I've got a problem that I've been fighting for quite some time, and I hope that GFL SDK just might be a solution. My problem:
I've written a program to find logical duplicates of images (ie, the same image, but it may have been resized, stamped or saved in a different format) in a very large collection of images (several millions). To do this, I analyze the image at certain pixels, which I then use to calculate a "finger print" of the image, which is then stored in a database. This fingerprint can be used to accurately find the dupes with a signal to noise ration of well above 100, ie, even similar images that are not dupes, such as adjacent stills from a slow movie scene, will still signal 100 times lower than a real dupe.
The problem is that when I run the program on another computer, I get another fingerprint. So, if my machine dies, I'll have to rescan the entire collection, a process which takes about 6 weeks of 100% CPU usage and heavy harddisk wear on a modern computer...

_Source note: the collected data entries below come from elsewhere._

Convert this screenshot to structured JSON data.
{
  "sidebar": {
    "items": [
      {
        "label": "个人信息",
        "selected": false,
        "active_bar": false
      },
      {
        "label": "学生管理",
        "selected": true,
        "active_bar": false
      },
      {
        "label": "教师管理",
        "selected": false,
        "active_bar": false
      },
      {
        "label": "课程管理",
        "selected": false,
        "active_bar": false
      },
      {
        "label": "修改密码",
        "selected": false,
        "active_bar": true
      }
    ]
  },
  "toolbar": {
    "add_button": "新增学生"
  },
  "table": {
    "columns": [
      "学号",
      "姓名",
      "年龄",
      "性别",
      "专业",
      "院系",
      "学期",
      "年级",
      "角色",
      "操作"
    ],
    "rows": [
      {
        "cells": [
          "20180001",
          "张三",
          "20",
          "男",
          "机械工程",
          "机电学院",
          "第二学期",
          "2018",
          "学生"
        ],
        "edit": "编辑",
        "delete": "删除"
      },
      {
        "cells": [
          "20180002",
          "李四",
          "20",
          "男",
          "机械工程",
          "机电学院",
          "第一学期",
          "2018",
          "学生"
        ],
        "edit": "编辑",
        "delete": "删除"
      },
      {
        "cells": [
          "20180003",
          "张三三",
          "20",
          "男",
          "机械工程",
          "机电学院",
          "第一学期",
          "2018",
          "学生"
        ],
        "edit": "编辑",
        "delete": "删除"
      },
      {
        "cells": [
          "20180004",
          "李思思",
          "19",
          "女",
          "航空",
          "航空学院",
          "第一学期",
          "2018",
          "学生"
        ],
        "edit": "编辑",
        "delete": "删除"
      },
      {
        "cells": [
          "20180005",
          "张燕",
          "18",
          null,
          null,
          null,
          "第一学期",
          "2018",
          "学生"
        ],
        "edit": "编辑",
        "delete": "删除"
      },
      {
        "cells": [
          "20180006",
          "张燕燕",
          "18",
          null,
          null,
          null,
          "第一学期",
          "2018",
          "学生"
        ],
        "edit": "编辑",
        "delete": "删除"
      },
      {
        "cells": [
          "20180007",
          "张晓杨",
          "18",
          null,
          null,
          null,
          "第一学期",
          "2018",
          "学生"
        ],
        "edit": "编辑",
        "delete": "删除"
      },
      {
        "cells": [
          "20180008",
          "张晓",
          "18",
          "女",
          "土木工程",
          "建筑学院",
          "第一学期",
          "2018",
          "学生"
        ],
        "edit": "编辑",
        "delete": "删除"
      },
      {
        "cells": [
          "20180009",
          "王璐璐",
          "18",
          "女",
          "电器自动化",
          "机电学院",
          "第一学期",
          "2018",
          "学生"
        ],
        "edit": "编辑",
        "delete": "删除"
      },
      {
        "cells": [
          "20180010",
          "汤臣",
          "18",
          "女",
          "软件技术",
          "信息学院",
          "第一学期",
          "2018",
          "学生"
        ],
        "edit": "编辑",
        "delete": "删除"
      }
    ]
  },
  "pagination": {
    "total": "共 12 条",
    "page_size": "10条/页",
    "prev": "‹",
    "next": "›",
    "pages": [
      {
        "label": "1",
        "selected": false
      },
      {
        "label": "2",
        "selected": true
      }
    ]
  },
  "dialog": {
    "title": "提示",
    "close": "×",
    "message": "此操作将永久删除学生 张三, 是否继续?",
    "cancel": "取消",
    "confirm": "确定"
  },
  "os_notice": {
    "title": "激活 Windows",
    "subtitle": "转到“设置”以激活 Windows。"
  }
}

I've traced it down to Windows reporting not the real color of the pixel, but the pixel as it is rendered on the screen (even if it's just loaded into a memory context). That means that if you have a different graphics card or different settings on the same card, you'll get different colors. Now, this is the same regardless of which environment I've used for the development, C++, .Net, VB, so my conclusion so far is that this is a bug/feature of the Windows API.
So, of course, the question now is: Can GFL SDK give me the intended color of a pixel, not the color it's rendered on the screen?
Can GFL SDK get accurate pixel color?